The Supreme Court has also used this doctrine to block regulations from the Occupational Safety and Health Administration (OSHA) requiring COVID-19 vaccinations, efforts by the Food and Drug Administration (FDA) to regulate tobacco sales and to overturn the eviction moratorium imposed by the Centers for Disease Control and Prevention (CDC) in the early stages of the ongoing COVID-19 pandemic. 

The court had previously ruled in 2007 in Massachusetts v. EPA that the EPA did have the authority to regulate greenhouse gas emissions in general based on the authority of the Clean Air Act. Using the major questions doctrine, the court rejected the EPA’s argument that it did not have express authority because the language of the act is “sweeping” and “capacious” and that the agency was unjustified in its inaction against climate change. 

Dissenting from the court’s ruling were three of the current conservative justices: Roberts, Alito and Thomas. 

Seeing a chance to undo their previous defeat, the conservative majority of the court decided that they could now drastically change the policy powers of a federal agency, usurping the powers of Congress the court claims to protect.  

The political danger of the ruling was captured by Justice Elena Kagan, who wrote that “The subject matter of the regulation here makes the Court’s intervention all the more troubling. Whatever else this Court may know about, it does not have a clue about how to address climate change. And let’s say the obvious: The stakes here are high. Yet the Court today prevents congressionally authorized agency action to curb power plants’ carbon dioxide emissions. The Court appoints itself—instead of Congress or the expert agency—the decision-maker on climate policy. I cannot think of many things more frightening.”

This decision, along with its deeply reactionary ruling on abortion rights earlier this month, is a demonstration of the court’s right-wing political character and the fascistic turn of the Republican Party. 

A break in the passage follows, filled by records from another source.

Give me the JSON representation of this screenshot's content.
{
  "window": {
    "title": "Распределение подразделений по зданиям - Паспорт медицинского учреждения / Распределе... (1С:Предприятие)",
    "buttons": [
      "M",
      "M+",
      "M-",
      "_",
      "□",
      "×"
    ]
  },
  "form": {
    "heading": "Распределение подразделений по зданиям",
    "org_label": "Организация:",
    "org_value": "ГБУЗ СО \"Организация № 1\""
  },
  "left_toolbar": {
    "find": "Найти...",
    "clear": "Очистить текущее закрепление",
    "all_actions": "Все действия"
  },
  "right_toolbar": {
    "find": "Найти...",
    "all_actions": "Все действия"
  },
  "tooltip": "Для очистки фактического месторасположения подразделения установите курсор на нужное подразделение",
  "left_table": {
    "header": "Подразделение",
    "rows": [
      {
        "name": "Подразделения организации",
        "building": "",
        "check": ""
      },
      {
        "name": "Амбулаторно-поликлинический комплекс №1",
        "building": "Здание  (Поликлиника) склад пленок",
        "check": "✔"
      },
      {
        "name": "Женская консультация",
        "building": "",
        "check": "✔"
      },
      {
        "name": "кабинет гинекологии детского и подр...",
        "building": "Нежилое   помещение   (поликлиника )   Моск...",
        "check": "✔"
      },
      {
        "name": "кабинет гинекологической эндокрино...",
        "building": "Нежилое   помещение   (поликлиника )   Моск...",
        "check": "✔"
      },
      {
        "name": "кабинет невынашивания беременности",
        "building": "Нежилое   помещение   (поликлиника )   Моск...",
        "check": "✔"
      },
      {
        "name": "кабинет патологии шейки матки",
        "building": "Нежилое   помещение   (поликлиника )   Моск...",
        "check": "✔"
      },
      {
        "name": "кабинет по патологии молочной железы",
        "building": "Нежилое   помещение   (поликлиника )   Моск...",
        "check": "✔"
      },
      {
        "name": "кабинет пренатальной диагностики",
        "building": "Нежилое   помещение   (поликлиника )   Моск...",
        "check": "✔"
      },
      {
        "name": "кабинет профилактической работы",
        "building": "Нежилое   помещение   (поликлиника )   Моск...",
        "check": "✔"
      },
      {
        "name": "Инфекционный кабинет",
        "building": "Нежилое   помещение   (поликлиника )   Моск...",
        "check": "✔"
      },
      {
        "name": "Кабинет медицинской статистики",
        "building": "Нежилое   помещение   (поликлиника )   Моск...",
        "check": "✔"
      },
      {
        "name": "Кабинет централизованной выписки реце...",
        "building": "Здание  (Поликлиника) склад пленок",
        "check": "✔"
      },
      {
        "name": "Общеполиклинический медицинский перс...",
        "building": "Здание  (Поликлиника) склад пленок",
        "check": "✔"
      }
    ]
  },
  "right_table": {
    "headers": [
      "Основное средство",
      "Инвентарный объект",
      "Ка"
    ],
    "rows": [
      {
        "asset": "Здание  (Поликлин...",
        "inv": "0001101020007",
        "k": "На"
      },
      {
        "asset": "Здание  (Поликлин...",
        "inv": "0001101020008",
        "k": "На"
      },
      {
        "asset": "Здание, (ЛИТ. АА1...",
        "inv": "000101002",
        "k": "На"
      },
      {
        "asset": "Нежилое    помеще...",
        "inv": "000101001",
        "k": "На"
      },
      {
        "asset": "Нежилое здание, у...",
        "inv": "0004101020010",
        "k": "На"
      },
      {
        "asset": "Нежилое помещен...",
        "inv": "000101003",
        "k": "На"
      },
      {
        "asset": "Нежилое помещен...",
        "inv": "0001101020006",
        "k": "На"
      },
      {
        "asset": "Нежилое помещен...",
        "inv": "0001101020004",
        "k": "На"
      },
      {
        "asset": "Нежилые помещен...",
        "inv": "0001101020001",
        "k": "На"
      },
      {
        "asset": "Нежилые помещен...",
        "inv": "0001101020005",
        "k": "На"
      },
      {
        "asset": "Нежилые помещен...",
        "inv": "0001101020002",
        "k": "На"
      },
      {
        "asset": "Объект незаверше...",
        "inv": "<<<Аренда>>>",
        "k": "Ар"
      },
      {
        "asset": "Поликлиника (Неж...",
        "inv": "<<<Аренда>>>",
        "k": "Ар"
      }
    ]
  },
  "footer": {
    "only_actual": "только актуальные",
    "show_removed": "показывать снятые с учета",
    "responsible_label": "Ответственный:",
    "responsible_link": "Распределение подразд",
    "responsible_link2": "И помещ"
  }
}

The court has effectively granted itself legislative powers, with the aim of stripping the working class of its hard-won democratic rights and undoing regulatory reforms of the past which might even slightly hinder the pursuit of profit. 

The ruling on Roe v. Wade and the creation of many regulatory agencies, including the EPA, came at the end of the liberal period that followed the Second World War and the civil rights movement. Such reforms are now being torn apart by the Supreme Court, which is acting as a theocratic cabal in the service of the Republican Party and the most reactionary elements within the ruling class. 

After the elimination of the right to abortion, Clarence Thomas, whose wife was directly involved in the January 6 coup attempt, has been explicit in his intention to target other court rulings, including those that guarantee the right to gay marriage and contraception, among others. 

The Democratic Party bears responsibility as well. For over five decades they have failed to establish any comprehensive plan to fight climate change and have refused to grant federal regulators the proper authority and resources to do so. 

The Supreme Court’s ruling could be undone with the passage of a bill to combat climate change, granting the EPA the express powers that the court demands. But the Democrats have consistently failed to pass any legislation of note. From voting rights to climate change, the Democrats have repeatedly built false promises of reform only to purposely trip at the final hurdle. As the Republicans and the Supreme Court move to attack the rights and protections of the working class, no progressive solution can be found through the feckless politics of the Democratic Party.

In order to fight climate change and defend democratic rights, the working class must take up the fight itself, armed with a social perspective to reorganize society to meet the needs of the vast majority and not the profit interests of a privileged few.